Example 2: Signing and sending with proper header separation

If you must include dynamic content in email headers, ensure newline characters are stripped and the signing covers only safe, canonical fields. Use a dedicated email library that enforces header safety rather than building raw strings.

import hmac
import hashlib
from flask import Flask, request, jsonify
from email.message import EmailMessage

app = Flask(__name__)
SECRET_KEY = b'another-secret-change-me'

def build_and_sign(user_email, display_name):
    # Canonical payload excludes raw headers that may contain injection vectors
    payload = f'email={user_email}&name={display_name}'.encode()
    sig = hmac.new(SECRET_KEY, payload, hashlib.sha256).hexdigest()
    return sig

@app.route('/send_welcome', methods=['POST'])
def send_welcome():
    data = request.get_json()
    email = data.get('email', '').strip()
    name = data.get('name', '').strip()

    # Validate before using
    if '@' not in email or '\r' in name or '\n' in name:
        return jsonify({'error': 'invalid input'}), 400

    sig = build_and_sign(email, name)
    # Use a safe email library; do not manually concatenate headers
    msg = EmailMessage()
    msg['Subject'] = 'Welcome'
    msg['From'] = '[email protected]'
    msg['To'] = email
    msg.set_content(f'Hello {name}, welcome! signature={sig}')
    # send_message(msg)
    return jsonify({'status': 'queued', 'sig': sig})

In both examples, the Hmac signature does not protect against injection of new headers; it only ensures the integrity of the canonical payload.
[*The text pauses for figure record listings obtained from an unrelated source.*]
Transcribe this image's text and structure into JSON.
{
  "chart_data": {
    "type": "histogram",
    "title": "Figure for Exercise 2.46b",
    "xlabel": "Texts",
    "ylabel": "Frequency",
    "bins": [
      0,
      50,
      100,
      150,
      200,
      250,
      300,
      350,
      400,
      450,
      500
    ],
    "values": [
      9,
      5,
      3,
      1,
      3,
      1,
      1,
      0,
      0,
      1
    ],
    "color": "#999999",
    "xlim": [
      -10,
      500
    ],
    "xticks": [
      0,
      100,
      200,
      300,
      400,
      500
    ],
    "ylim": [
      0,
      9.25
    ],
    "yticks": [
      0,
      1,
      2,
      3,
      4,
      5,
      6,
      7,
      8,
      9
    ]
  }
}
Input validation, safe encoding, and using high-level email APIs are required to prevent Email Injection.

Frequently Asked Questions

Does Hmac signing prevent email header injection?
No. Hmac signatures ensure payload integrity but do not sanitize or encode user input. Injection can still occur if raw data is placed in headers or message bodies after signing.
How can I safely include user data in emails in Flask?
Validate and sanitize all external inputs, use high-level email libraries (e.g., email.message.EmailMessage), avoid embedding raw user input in headers, and keep only minimal, canonical data in signed payloads.